Die Gratifikation ist eine Sonderleistung des Arbeitgebers. Sie kann im Arbeits- oder Tarifvertrag, in einer Betriebsvereinbarung oder einer Gesamtzusage enthalten sein. Hat sich der Arbeitgeber bei jeder Zahlung die Freiwilligkeit vorbehalten, kann er zu jedem Zahlungstermin erneut entscheiden, ob er eine Gratifikation gewähren will oder nicht. Es besteht dann kein Rechtsanspruch des Arbeitnehmers. Hat es der Arbeitgeber jedoch versäumt, sich die Freiwilligkeit vorzubehalten, entsteht nach dreimaliger vorbehaltloser Leistung eine sog. betriebliche Übung, die einen Rechtsanspruch des Ar-beitnehmers für die Zukunft zur Folge hat. Grundsätzlich können die Arbeitsvertragsparteien für den Fall der arbeitnehmerseitigen Kündigung eine Rückzahlungsverpflichtung vereinbaren. Um aber seine übermäßig lange Bindung zu verhindern, hat die Rechtsprechung zeitliche Grenzen entwickelt, in denen solche Rückzahlungsklauseln zulässig sind. Eine Gratifikation bis zu einem Betrag i.H.v. 100,00 € darf überhaupt nicht zurückgefordert werden. Eine solche Rückzahlungsklausel wäre unwirksam. Wurde dem Arbeitnehmer eine Gratifikation zwischen 100,00 € und einer Monatsvergütung gewährt, kann die Rückzahlung bis zum Ablauf des 31.03. des Folgejahres vorgesehen werden. Beträgt die Gratifikation zwischen einem und zwei Monatsgehältern, darf die Verpflichtung zur Rückzahlung höchstens bis zum 30.06. des Folgejahres vorgesehen werden. Übersteigt sie zwei Monatsgehälter, ist eine gestaffelte Rückzahlung möglich. So kann z.B. vereinbart werden, dass der Arbeitnehmer bei einem Ausscheiden bis zum 31.03. eineinhalb Monatsbezüge, bei einem Ausscheiden bis zum 30.06. einen Monatsbezug und bei einem Ausscheiden bis zum 30.09. einen halben Monatsbezug zurück-zahlen muss. Eine längere Bindung kann auch bei hohen Gratifikationen nicht wirksam vereinbart werden (s. zu dem Thema auch den Aufsatz von Rechtsanwalt Potratz „Gratifikation – Begriff, Anspruch und Rückzahlungsvoraussetzungen“ unter www.foerderland.de[1]).
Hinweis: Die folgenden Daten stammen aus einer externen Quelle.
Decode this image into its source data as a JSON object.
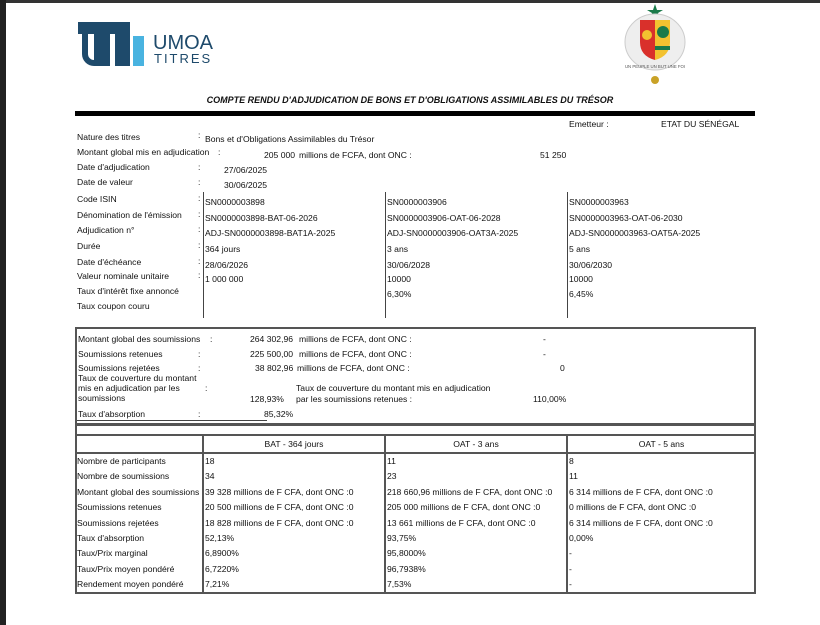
{
  "header": {
    "logo_text_1": "UMOA",
    "logo_text_2": "TITRES",
    "coat_of_arms_text": "UN PEUPLE UN BUT UNE FOI",
    "title": "COMPTE RENDU D'ADJUDICATION DE BONS ET D'OBLIGATIONS ASSIMILABLES DU TRÉSOR",
    "brand_color": "#1e4a6b",
    "brand_accent": "#49b3e0"
  },
  "emetteur": {
    "label": "Emetteur :",
    "value": "ETAT DU SÉNÉGAL"
  },
  "general": {
    "nature": {
      "label": "Nature des titres",
      "value": "Bons et d'Obligations Assimilables du Trésor"
    },
    "montant": {
      "label": "Montant global mis en adjudication",
      "value": "205 000",
      "unit": "millions de FCFA, dont ONC :",
      "onc": "51 250"
    },
    "date_adj": {
      "label": "Date d'adjudication",
      "value": "27/06/2025"
    },
    "date_valeur": {
      "label": "Date de valeur",
      "value": "30/06/2025"
    }
  },
  "colon": ":",
  "issues": {
    "labels": [
      "Code ISIN",
      "Dénomination de l'émission",
      "Adjudication n°",
      "Durée",
      "Date d'échéance",
      "Valeur nominale unitaire",
      "Taux d'intérêt fixe annoncé",
      "Taux coupon couru"
    ],
    "columns": [
      [
        "SN0000003898",
        "SN0000003898-BAT-06-2026",
        "ADJ-SN0000003898-BAT1A-2025",
        "364 jours",
        "28/06/2026",
        "1 000 000",
        "",
        ""
      ],
      [
        "SN0000003906",
        "SN0000003906-OAT-06-2028",
        "ADJ-SN0000003906-OAT3A-2025",
        "3 ans",
        "30/06/2028",
        "10000",
        "6,30%",
        ""
      ],
      [
        "SN0000003963",
        "SN0000003963-OAT-06-2030",
        "ADJ-SN0000003963-OAT5A-2025",
        "5 ans",
        "30/06/2030",
        "10000",
        "6,45%",
        ""
      ]
    ]
  },
  "summary": {
    "montant_soumissions": {
      "label": "Montant global des soumissions",
      "value": "264 302,96",
      "unit": "millions de FCFA, dont ONC :",
      "onc": "-"
    },
    "retenues": {
      "label": "Soumissions retenues",
      "value": "225 500,00",
      "unit": "millions de FCFA, dont ONC :",
      "onc": "-"
    },
    "rejetees": {
      "label": "Soumissions rejetées",
      "value": "38 802,96",
      "unit": "millions de FCFA, dont ONC :",
      "onc": "0"
    },
    "couverture": {
      "label_1": "Taux de couverture du montant",
      "label_2": "mis en adjudication par les",
      "label_3": "soumissions",
      "value": "128,93%",
      "retenues_label_1": "Taux de couverture du montant mis en adjudication",
      "retenues_label_2": "par les soumissions retenues :",
      "retenues_value": "110,00%"
    },
    "absorption": {
      "label": "Taux d'absorption",
      "value": "85,32%"
    }
  },
  "results": {
    "headers": [
      "BAT - 364 jours",
      "OAT - 3 ans",
      "OAT - 5 ans"
    ],
    "rows": [
      {
        "label": "Nombre de participants",
        "values": [
          "18",
          "11",
          "8"
        ]
      },
      {
        "label": "Nombre de soumissions",
        "values": [
          "34",
          "23",
          "11"
        ]
      },
      {
        "label": "Montant global des soumissions",
        "values": [
          "39 328 millions de F CFA, dont ONC :0",
          "218 660,96 millions de F CFA, dont ONC :0",
          "6 314 millions de F CFA, dont ONC :0"
        ]
      },
      {
        "label": "Soumissions retenues",
        "values": [
          "20 500 millions de F CFA, dont ONC :0",
          "205 000 millions de F CFA, dont ONC :0",
          "0 millions de F CFA, dont ONC :0"
        ]
      },
      {
        "label": "Soumissions rejetées",
        "values": [
          "18 828 millions de F CFA, dont ONC :0",
          "13 661 millions de F CFA, dont ONC :0",
          "6 314 millions de F CFA, dont ONC :0"
        ]
      },
      {
        "label": "Taux d'absorption",
        "values": [
          "52,13%",
          "93,75%",
          "0,00%"
        ]
      },
      {
        "label": "Taux/Prix marginal",
        "values": [
          "6,8900%",
          "95,8000%",
          "-"
        ]
      },
      {
        "label": "Taux/Prix moyen pondéré",
        "values": [
          "6,7220%",
          "96,7938%",
          "-"
        ]
      },
      {
        "label": "Rendement moyen pondéré",
        "values": [
          "7,21%",
          "7,53%",
          "-"
        ]
      }
    ]
  }
}
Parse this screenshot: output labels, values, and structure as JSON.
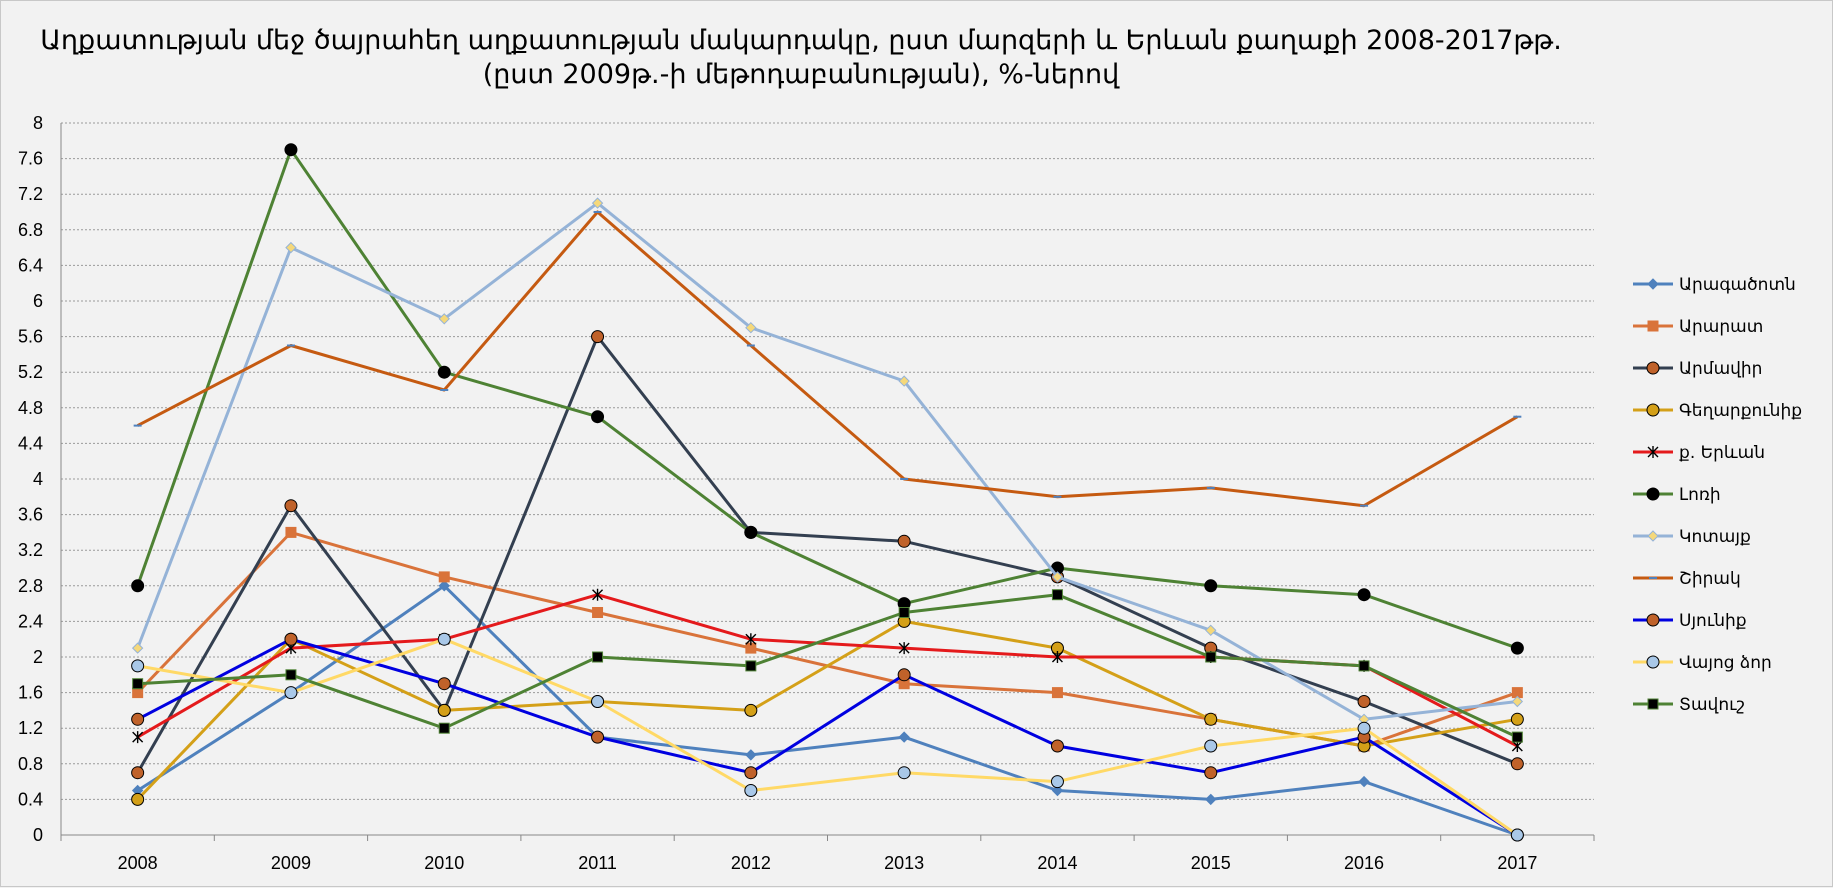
{
  "chart_data": {
    "type": "line",
    "title": "Աղքատության մեջ ծայրահեղ աղքատության մակարդակը, ըստ մարզերի և Երևան քաղաքի 2008-2017թթ.",
    "subtitle": "(ըստ 2009թ.-ի մեթոդաբանության), %-ներով",
    "x": [
      "2008",
      "2009",
      "2010",
      "2011",
      "2012",
      "2013",
      "2014",
      "2015",
      "2016",
      "2017"
    ],
    "y_ticks": [
      "0",
      "0.4",
      "0.8",
      "1.2",
      "1.6",
      "2",
      "2.4",
      "2.8",
      "3.2",
      "3.6",
      "4",
      "4.4",
      "4.8",
      "5.2",
      "5.6",
      "6",
      "6.4",
      "6.8",
      "7.2",
      "7.6",
      "8"
    ],
    "ylim": [
      0,
      8
    ],
    "grid": true,
    "legend_position": "right",
    "series": [
      {
        "name": "Արագածոտն",
        "color": "#4f81bd",
        "marker": "diamond",
        "marker_fill": "#4f81bd",
        "values": [
          0.5,
          1.6,
          2.8,
          1.1,
          0.9,
          1.1,
          0.5,
          0.4,
          0.6,
          0.0
        ]
      },
      {
        "name": "Արարատ",
        "color": "#d9733a",
        "marker": "square",
        "marker_fill": "#d9733a",
        "values": [
          1.6,
          3.4,
          2.9,
          2.5,
          2.1,
          1.7,
          1.6,
          1.3,
          1.0,
          1.6
        ]
      },
      {
        "name": "Արմավիր",
        "color": "#333f50",
        "marker": "circle",
        "marker_fill": "#c0622a",
        "values": [
          0.7,
          3.7,
          1.4,
          5.6,
          3.4,
          3.3,
          2.9,
          2.1,
          1.5,
          0.8
        ]
      },
      {
        "name": "Գեղարքունիք",
        "color": "#d4a018",
        "marker": "circle",
        "marker_fill": "#d4a018",
        "values": [
          0.4,
          2.2,
          1.4,
          1.5,
          1.4,
          2.4,
          2.1,
          1.3,
          1.0,
          1.3
        ]
      },
      {
        "name": "ք. Երևան",
        "color": "#e41a1c",
        "marker": "star",
        "marker_fill": "#000000",
        "values": [
          1.1,
          2.1,
          2.2,
          2.7,
          2.2,
          2.1,
          2.0,
          2.0,
          1.9,
          1.0
        ]
      },
      {
        "name": "Լոռի",
        "color": "#4e8234",
        "marker": "circle",
        "marker_fill": "#000000",
        "values": [
          2.8,
          7.7,
          5.2,
          4.7,
          3.4,
          2.6,
          3.0,
          2.8,
          2.7,
          2.1
        ]
      },
      {
        "name": "Կոտայք",
        "color": "#95b3d7",
        "marker": "diamond",
        "marker_fill": "#f5d87a",
        "values": [
          2.1,
          6.6,
          5.8,
          7.1,
          5.7,
          5.1,
          2.9,
          2.3,
          1.3,
          1.5
        ]
      },
      {
        "name": "Շիրակ",
        "color": "#c55a11",
        "marker": "dash",
        "marker_fill": "#4f81bd",
        "values": [
          4.6,
          5.5,
          5.0,
          7.0,
          5.5,
          4.0,
          3.8,
          3.9,
          3.7,
          4.7
        ]
      },
      {
        "name": "Սյունիք",
        "color": "#0000e0",
        "marker": "circle",
        "marker_fill": "#c0622a",
        "values": [
          1.3,
          2.2,
          1.7,
          1.1,
          0.7,
          1.8,
          1.0,
          0.7,
          1.1,
          0.0
        ]
      },
      {
        "name": "Վայոց ձոր",
        "color": "#ffd966",
        "marker": "circle",
        "marker_fill": "#a9c8e8",
        "values": [
          1.9,
          1.6,
          2.2,
          1.5,
          0.5,
          0.7,
          0.6,
          1.0,
          1.2,
          0.0
        ]
      },
      {
        "name": "Տավուշ",
        "color": "#4e8234",
        "marker": "square",
        "marker_fill": "#000000",
        "values": [
          1.7,
          1.8,
          1.2,
          2.0,
          1.9,
          2.5,
          2.7,
          2.0,
          1.9,
          1.1
        ]
      }
    ]
  }
}
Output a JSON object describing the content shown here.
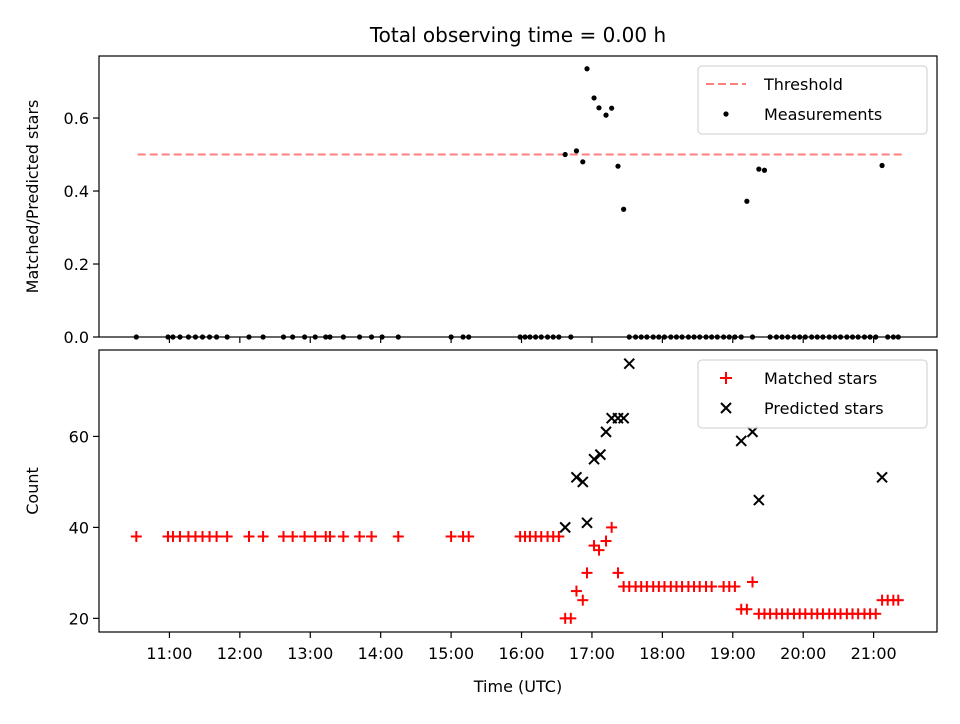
{
  "figure_title": "Total observing time = 0.00 h",
  "chart_data": [
    {
      "type": "scatter",
      "panel": "top",
      "ylabel": "Matched/Predicted stars",
      "ylim": [
        0,
        0.77
      ],
      "xlim": [
        10.0,
        21.9
      ],
      "yticks": [
        0.0,
        0.2,
        0.4,
        0.6
      ],
      "ytick_labels": [
        "0.0",
        "0.2",
        "0.4",
        "0.6"
      ],
      "legend_position": "top-right",
      "threshold": {
        "name": "Threshold",
        "value": 0.5,
        "x_range": [
          10.55,
          21.42
        ],
        "color": "#ff7f7f"
      },
      "series": [
        {
          "name": "Measurements",
          "color": "#000000",
          "x": [
            10.53,
            10.98,
            11.05,
            11.15,
            11.27,
            11.37,
            11.47,
            11.57,
            11.67,
            11.82,
            12.13,
            12.33,
            12.62,
            12.75,
            12.92,
            13.07,
            13.22,
            13.28,
            13.47,
            13.7,
            13.87,
            14.02,
            14.25,
            15.0,
            15.17,
            15.25,
            15.98,
            16.05,
            16.12,
            16.2,
            16.28,
            16.37,
            16.45,
            16.53,
            16.62,
            16.7,
            16.78,
            16.87,
            16.93,
            17.03,
            17.1,
            17.2,
            17.28,
            17.37,
            17.45,
            17.53,
            17.62,
            17.7,
            17.78,
            17.87,
            17.95,
            18.03,
            18.12,
            18.2,
            18.28,
            18.37,
            18.45,
            18.53,
            18.62,
            18.7,
            18.78,
            18.87,
            18.95,
            19.03,
            19.12,
            19.2,
            19.28,
            19.37,
            19.45,
            19.53,
            19.62,
            19.7,
            19.78,
            19.87,
            19.95,
            20.03,
            20.12,
            20.2,
            20.28,
            20.37,
            20.45,
            20.53,
            20.62,
            20.7,
            20.78,
            20.87,
            20.95,
            21.03,
            21.12,
            21.2,
            21.28,
            21.35
          ],
          "y": [
            0,
            0,
            0,
            0,
            0,
            0,
            0,
            0,
            0,
            0,
            0,
            0,
            0,
            0,
            0,
            0,
            0,
            0,
            0,
            0,
            0,
            0,
            0,
            0,
            0,
            0,
            0,
            0,
            0,
            0,
            0,
            0,
            0,
            0,
            0.5,
            0,
            0.51,
            0.48,
            0.735,
            0.655,
            0.628,
            0.608,
            0.627,
            0.468,
            0.35,
            0,
            0,
            0,
            0,
            0,
            0,
            0,
            0,
            0,
            0,
            0,
            0,
            0,
            0,
            0,
            0,
            0,
            0,
            0,
            0,
            0.372,
            0,
            0.46,
            0.457,
            0,
            0,
            0,
            0,
            0,
            0,
            0,
            0,
            0,
            0,
            0,
            0,
            0,
            0,
            0,
            0,
            0,
            0,
            0,
            0.47,
            0,
            0,
            0
          ]
        }
      ]
    },
    {
      "type": "scatter",
      "panel": "bottom",
      "xlabel": "Time (UTC)",
      "ylabel": "Count",
      "ylim": [
        17,
        79
      ],
      "xlim": [
        10.0,
        21.9
      ],
      "xticks": [
        11,
        12,
        13,
        14,
        15,
        16,
        17,
        18,
        19,
        20,
        21
      ],
      "xtick_labels": [
        "11:00",
        "12:00",
        "13:00",
        "14:00",
        "15:00",
        "16:00",
        "17:00",
        "18:00",
        "19:00",
        "20:00",
        "21:00"
      ],
      "yticks": [
        20,
        40,
        60
      ],
      "ytick_labels": [
        "20",
        "40",
        "60"
      ],
      "legend_position": "top-right",
      "series": [
        {
          "name": "Matched stars",
          "marker": "plus",
          "color": "#ff0000",
          "x": [
            10.53,
            10.98,
            11.05,
            11.15,
            11.27,
            11.37,
            11.47,
            11.57,
            11.67,
            11.82,
            12.13,
            12.33,
            12.62,
            12.75,
            12.92,
            13.07,
            13.22,
            13.28,
            13.47,
            13.7,
            13.87,
            14.25,
            15.0,
            15.17,
            15.25,
            15.98,
            16.05,
            16.12,
            16.2,
            16.28,
            16.37,
            16.45,
            16.53,
            16.62,
            16.7,
            16.78,
            16.87,
            16.93,
            17.03,
            17.1,
            17.2,
            17.28,
            17.37,
            17.45,
            17.53,
            17.62,
            17.7,
            17.78,
            17.87,
            17.95,
            18.03,
            18.12,
            18.2,
            18.28,
            18.37,
            18.45,
            18.53,
            18.62,
            18.7,
            18.87,
            18.95,
            19.03,
            19.12,
            19.2,
            19.28,
            19.37,
            19.45,
            19.53,
            19.62,
            19.7,
            19.78,
            19.87,
            19.95,
            20.03,
            20.12,
            20.2,
            20.28,
            20.37,
            20.45,
            20.53,
            20.62,
            20.7,
            20.78,
            20.87,
            20.95,
            21.03,
            21.12,
            21.2,
            21.28,
            21.35
          ],
          "y": [
            38,
            38,
            38,
            38,
            38,
            38,
            38,
            38,
            38,
            38,
            38,
            38,
            38,
            38,
            38,
            38,
            38,
            38,
            38,
            38,
            38,
            38,
            38,
            38,
            38,
            38,
            38,
            38,
            38,
            38,
            38,
            38,
            38,
            20,
            20,
            26,
            24,
            30,
            36,
            35,
            37,
            40,
            30,
            27,
            27,
            27,
            27,
            27,
            27,
            27,
            27,
            27,
            27,
            27,
            27,
            27,
            27,
            27,
            27,
            27,
            27,
            27,
            22,
            22,
            28,
            21,
            21,
            21,
            21,
            21,
            21,
            21,
            21,
            21,
            21,
            21,
            21,
            21,
            21,
            21,
            21,
            21,
            21,
            21,
            21,
            21,
            24,
            24,
            24,
            24
          ]
        },
        {
          "name": "Predicted stars",
          "marker": "x",
          "color": "#000000",
          "x": [
            16.62,
            16.78,
            16.87,
            16.93,
            17.03,
            17.12,
            17.2,
            17.28,
            17.37,
            17.45,
            17.53,
            19.12,
            19.28,
            19.37,
            21.12
          ],
          "y": [
            40,
            51,
            50,
            41,
            55,
            56,
            61,
            64,
            64,
            64,
            76,
            59,
            61,
            46,
            51
          ]
        }
      ]
    }
  ]
}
Im Unterschied zur Gratifikationen muss das sog. dreizehnte Monatsgehalt überhaupt nicht zurückgezahlt werden. Es wird zwar auch als „Weihnachtsgeld“ gezahlt. Da es sich beim dreizehnten Monatsgehalt aber um echtes Entgelt für bereits erbrachte Arbeitsleistung handelt, ist insoweit eine Rückzahlungsverpflichtung nicht zulässig. Die Besonderheit besteht nämlich darin, dass das dreizehnte Monatsgehalt anteilig jeden Monat mit der Beschäftigung verdient wird, so dass grundsätzlich ein dahingehender Anspruch entsteht, auch bei vorzeitigem Ausscheiden des Arbeitnehmers aus dem Arbeits-verhältnis.